Andrés Ollero Tassara
Catedrático de Filosofía del Derecho
Facultad dé Derecho. Universidad Rey Juan Carlos.

Por paradójico que pueda resultar, pocas realidades nos obligan tanto como la muerte a interrogarnos sobre el sentido de nuestra vida. Pocas realidades como la muerte se ven también, en consecuencia, a la hora de intentar darles sentido, tan marcadas por la entrada o no en juego de una concepción inmanente o transcendente de la propia vida.

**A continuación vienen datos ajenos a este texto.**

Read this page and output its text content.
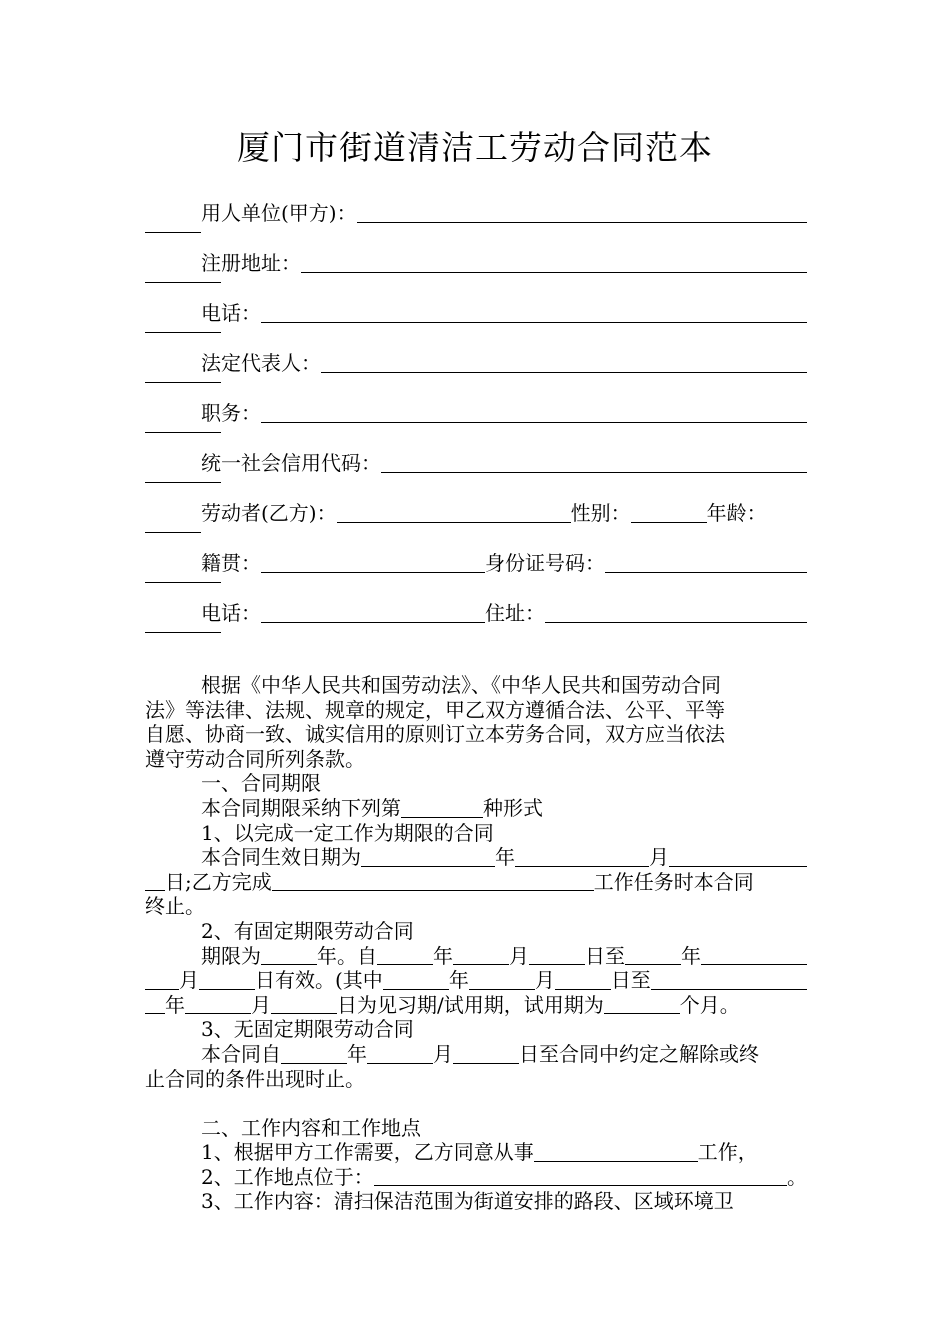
厦门市街道清洁工劳动合同范本
用人单位(甲方)：
注册地址：
电话：
法定代表人：
职务：
统一社会信用代码：
劳动者(乙方)：	性别：	年龄：
籍贯：	身份证号码：
电话：	住址：
根据《中华人民共和国劳动法》、《中华人民共和国劳动合同
法》等法律、法规、规章的规定，甲乙双方遵循合法、公平、平等
自愿、协商一致、诚实信用的原则订立本劳务合同，双方应当依法
遵守劳动合同所列条款。
一、合同期限
本合同期限采纳下列第	种形式
1、以完成一定工作为期限的合同
本合同生效日期为	年	月
日;乙方完成	工作任务时本合同
终止。
2、有固定期限劳动合同
期限为	年。自	年	月	日至	年
月	日有效。(其中	年	月	日至
年	月	日为见习期/试用期，试用期为	个月。
3、无固定期限劳动合同
本合同自	年	月	日至合同中约定之解除或终
止合同的条件出现时止。
二、工作内容和工作地点
1、根据甲方工作需要，乙方同意从事	工作，
2、工作地点位于：	。
3、工作内容：清扫保洁范围为街道安排的路段、区域环境卫
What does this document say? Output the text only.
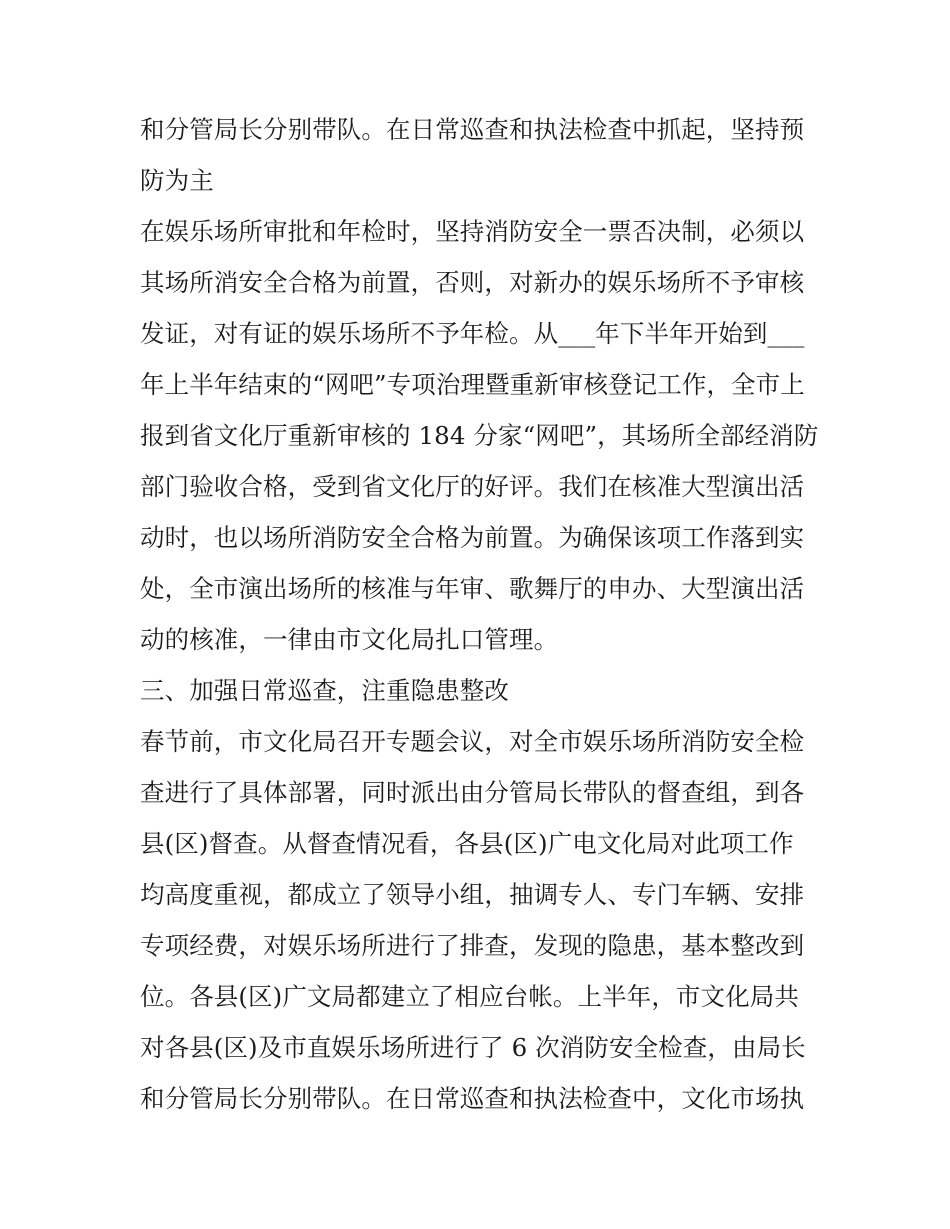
和分管局长分别带队。在日常巡查和执法检查中抓起，坚持预
防为主
在娱乐场所审批和年检时，坚持消防安全一票否决制，必须以
其场所消安全合格为前置，否则，对新办的娱乐场所不予审核
发证，对有证的娱乐场所不予年检。从___年下半年开始到___
年上半年结束的“网吧”专项治理暨重新审核登记工作，全市上
报到省文化厅重新审核的 184 分家“网吧”，其场所全部经消防
部门验收合格，受到省文化厅的好评。我们在核准大型演出活
动时，也以场所消防安全合格为前置。为确保该项工作落到实
处，全市演出场所的核准与年审、歌舞厅的申办、大型演出活
动的核准，一律由市文化局扎口管理。
三、加强日常巡查，注重隐患整改
春节前，市文化局召开专题会议，对全市娱乐场所消防安全检
查进行了具体部署，同时派出由分管局长带队的督查组，到各
县(区)督查。从督查情况看，各县(区)广电文化局对此项工作
均高度重视，都成立了领导小组，抽调专人、专门车辆、安排
专项经费，对娱乐场所进行了排查，发现的隐患，基本整改到
位。各县(区)广文局都建立了相应台帐。上半年，市文化局共
对各县(区)及市直娱乐场所进行了 6 次消防安全检查，由局长
和分管局长分别带队。在日常巡查和执法检查中，文化市场执
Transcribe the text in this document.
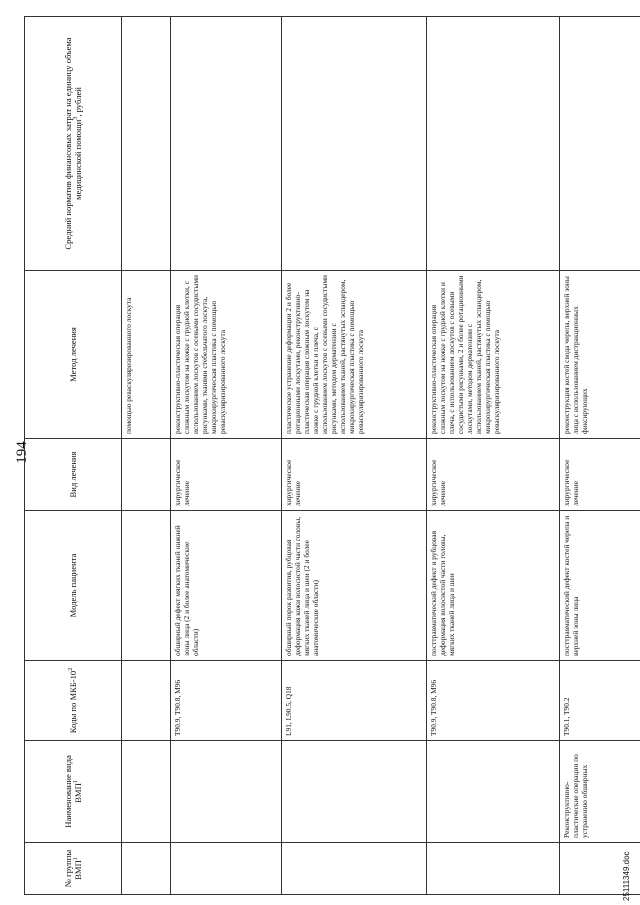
194
№ группы ВМП$^1$	Наименование вида ВМП$^1$	Коды по МКБ-$10^2$	Модель пациента	Вид лечения	Метод лечения	Средний норматив финансовых затрат на единицу объема медицинской помощи$^3$, рублей
					помощью реваскуляризированного лоскута	
		T90.9, T90.8, M96	обширный дефект мягких тканей нижней зоны лица (2 и более анатомические области)	хирургическое лечение	реконструктивно-пластическая операция сложным лоскутом на ножке с грудной клетки, с использованием лоскутов с осевыми сосудистыми рисунками, тканями стебельчатого лоскута, микрохирургическая пластика с помощью реваскуляризированного лоскута	
		L91, L90.5, Q18	обширный порок развития, рубцовая деформация кожи волосистой части головы, мягких тканей лица и шеи (2 и более анатомические области)	хирургическое лечение	пластическое устранение деформации 2 и более ротационными лоскутами, реконструктивно-пластическая операция сложным лоскутом на ножке с грудной клетки и плеча, с использованием лоскутов с осевыми сосудистыми рисунками, методом дерматензии с использованием тканей, растянутых эспандером, микрохирургическая пластика с помощью реваскуляризированного лоскута	
		T90.9, T90.8, M96	посттравматический дефект и рубцовая деформация волосистой части головы, мягких тканей лица и шеи	хирургическое лечение	реконструктивно-пластическая операция сложным лоскутом на ножке с грудной клетки и плеча, с использованием лоскутов с осевыми сосудистыми рисунками, 2 и более ротационными лоскутами, методом дерматензии с использованием тканей, растянутых эспандером, микрохирургическая пластика с помощью реваскуляризированного лоскута	
	Реконструктивно-пластические операции по устранению обширных	T90.1, T90.2	посттравматический дефект костей черепа и верхней зоны лица	хирургическое лечение	реконструкция костей свода черепа, верхней зоны лица с использованием дистракционных фиксирующих	
25111349.doc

La autonomía personal, enraizada en la dignidad humana, acompaña habitualmente como ingrediente inseparable al ejercicio de nuestras más decisivas libertades. Cuando hablamos, por ejemplo, de libertad sindical, nos estamos refiriendo tanto a nuestro derecho a afiliarnos a una determinada central como al, no menos relevante, de optar por mantenernos al margen de todas ellas. Hablar en términos jurídicos de libertad religiosa incluirá también, junto a la garantía de no verse obligado a pronunciarse sobre el particular, la de optar por no adherirse a ninguna confesión, y así sucesivamente...

No faltan, sin embargo, casos o circunstancias en los que el ejercicio de un derecho parece convertirse en deber, incluso enojoso, para su titular o para los situados en su entorno. Así ocurre cuando el derecho a la educación, durante los años precisos para recibir determinadas enseñanzas, se convierte en obligatorio.

La paradójica figura del ‘derecho irrenunciable’ encuentra su más arquetípico ejemplo cuando nos referimos al ejercicio mismo de la libertad. Un irónico film español giraba en torno a la sublime decisión de venderse como esclavo, asumida por un erudito Ordinario de Derecho Romano sometido por la jubilación al presunto disfrute de una famélica pensión. Si tuviera que opinar al respecto alguien tan celoso de la libertad como John Stuart Mill, diría que "el fundamento de una tal limitación del poder de voluntaria disposición del individuo sobre sí mismo es evidente (…) el principio de libertad no puede exigir que una persona sea libre de no ser libre. No es libertad el poder de renunciar a la libertad". ¿Cabría atribuir al derecho a la vida similar condición?

Para más de un autor la renuncia a la propia vida resulta, por irracional, poco concebible. Si alguien deseara la muerte ello podría más bien constituir un bien elocuente indicio de que su autonomía es tan gravemente deficitaria como para verse invalidada a la hora de justificar éticamente decisión alguna. Podría ser también esa presunción de deficitario consentimiento, más que lo contrario, lo que lleva entre nosotros a establecer la irrelevancia jurídica de la tentativa de suicidio, o a considerar sin mayores dudas como un héroe al servidor público que arriesgó su vida para hacerla inviable.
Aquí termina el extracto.